Ingredients for Tempering & Garnishing :
1 med. Onion (peeled & finely chopped)
2 sprigs of Curry Leaves
1 tsp. Mustard Seeds (Rai)
¼ tsp. Asafoetida (Hing)
1or 2 dry whole Kashmiri Chillies
3 tbsps. Vegetable Oil/ Coconut Oil
Method for the Tempering :
Heat oil in a tempering pan or any small pan till hot.
Add the mustard seeds, curry leaves, hing whole red chillies & let it splutter for a few seconds.
Add the onions to this & fry till lightly brown.
Add this tempering to the sambhar & give it a boil.
Garnish with coriander leaves.
Serve with topi dosa, masala dosa, uttappa, medu vada, idlis, or with plain steamed rice.
Tips & Variations :
You may include any single vegetable of your choice or any combination of mixed vegetables to prepare the sambhar.
You may boil the mixed vegetables separately & then add to the boiled dal if you prefer firm veggies in your sambhar. (I like to boil along with the dal except drumsticks).
Addition of small sambhar shallots & drumsticks adds & enhances the flavor.
It is important to add molasses if available but jaggery will do. This imparts a unique taste of sweetness to the sambhar.

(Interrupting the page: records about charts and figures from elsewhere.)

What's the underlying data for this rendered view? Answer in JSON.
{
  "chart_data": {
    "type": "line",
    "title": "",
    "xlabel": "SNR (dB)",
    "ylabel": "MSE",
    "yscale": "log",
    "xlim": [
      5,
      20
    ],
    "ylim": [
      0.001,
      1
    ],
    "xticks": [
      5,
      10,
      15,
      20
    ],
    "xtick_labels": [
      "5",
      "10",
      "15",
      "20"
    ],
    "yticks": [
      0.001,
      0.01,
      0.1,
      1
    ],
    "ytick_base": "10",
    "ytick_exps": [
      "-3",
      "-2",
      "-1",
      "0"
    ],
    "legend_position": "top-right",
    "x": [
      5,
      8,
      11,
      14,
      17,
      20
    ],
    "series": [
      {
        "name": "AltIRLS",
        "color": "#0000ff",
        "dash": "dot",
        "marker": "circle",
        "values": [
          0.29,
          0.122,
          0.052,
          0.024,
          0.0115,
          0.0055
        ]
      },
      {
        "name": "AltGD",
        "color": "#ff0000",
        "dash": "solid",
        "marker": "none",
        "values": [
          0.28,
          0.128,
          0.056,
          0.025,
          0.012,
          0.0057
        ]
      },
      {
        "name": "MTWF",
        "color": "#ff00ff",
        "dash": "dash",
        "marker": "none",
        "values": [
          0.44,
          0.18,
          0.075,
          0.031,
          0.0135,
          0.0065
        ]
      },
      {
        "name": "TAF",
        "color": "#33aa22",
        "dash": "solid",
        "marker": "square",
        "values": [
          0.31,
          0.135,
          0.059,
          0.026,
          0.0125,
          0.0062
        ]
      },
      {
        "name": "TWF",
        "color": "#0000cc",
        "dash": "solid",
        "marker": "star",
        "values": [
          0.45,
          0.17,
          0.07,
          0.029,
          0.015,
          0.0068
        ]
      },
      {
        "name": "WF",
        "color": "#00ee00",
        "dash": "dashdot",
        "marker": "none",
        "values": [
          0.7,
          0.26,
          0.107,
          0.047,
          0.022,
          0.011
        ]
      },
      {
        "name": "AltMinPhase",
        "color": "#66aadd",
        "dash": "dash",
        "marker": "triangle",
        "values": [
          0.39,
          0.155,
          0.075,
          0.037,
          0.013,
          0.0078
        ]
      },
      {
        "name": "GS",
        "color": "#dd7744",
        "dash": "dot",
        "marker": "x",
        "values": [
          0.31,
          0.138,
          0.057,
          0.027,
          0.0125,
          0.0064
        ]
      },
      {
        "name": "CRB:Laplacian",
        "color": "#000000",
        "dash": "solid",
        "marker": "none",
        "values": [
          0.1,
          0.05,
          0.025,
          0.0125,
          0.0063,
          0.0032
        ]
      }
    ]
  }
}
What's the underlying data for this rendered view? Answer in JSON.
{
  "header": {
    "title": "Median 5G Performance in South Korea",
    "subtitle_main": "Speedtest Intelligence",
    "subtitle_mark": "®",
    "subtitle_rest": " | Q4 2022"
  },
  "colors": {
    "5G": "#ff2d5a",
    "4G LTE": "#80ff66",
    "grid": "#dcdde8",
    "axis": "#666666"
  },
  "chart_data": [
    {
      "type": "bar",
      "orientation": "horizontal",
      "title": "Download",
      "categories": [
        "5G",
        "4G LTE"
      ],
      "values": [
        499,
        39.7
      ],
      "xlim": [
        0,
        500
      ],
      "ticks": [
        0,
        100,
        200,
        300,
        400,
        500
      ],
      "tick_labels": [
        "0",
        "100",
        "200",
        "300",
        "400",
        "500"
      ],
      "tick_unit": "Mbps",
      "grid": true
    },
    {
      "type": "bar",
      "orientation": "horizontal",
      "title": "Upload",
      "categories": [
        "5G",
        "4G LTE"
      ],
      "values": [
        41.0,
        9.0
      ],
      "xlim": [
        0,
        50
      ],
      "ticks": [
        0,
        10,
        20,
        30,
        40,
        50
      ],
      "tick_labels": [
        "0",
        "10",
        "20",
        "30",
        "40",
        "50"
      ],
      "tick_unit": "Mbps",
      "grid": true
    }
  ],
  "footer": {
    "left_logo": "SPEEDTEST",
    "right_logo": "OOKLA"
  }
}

Sugar is optional but if adding tomatoes then it is necessary as it cuts the acidy in the tomatoes. Sugar also helps to add gloss to the sambhar.
Freshness of vegetables, spices & fresh curry leaves helps in retaining overall freshness & flavor of the sambhar. Try & use fresh ingredients.
Depending on tolerance of spice & tang you may adjust the chilli pwd. tamarind & tomatoes.
Tomatoes & Kashmiri Chillies help in bringing out the redness in the sambhar.
You may include a combination of dals to make it unique & tasty.
Coconut oil imparts a special flavor to the sambhar. If you are not comfortable with it then use cooking oil of your choice.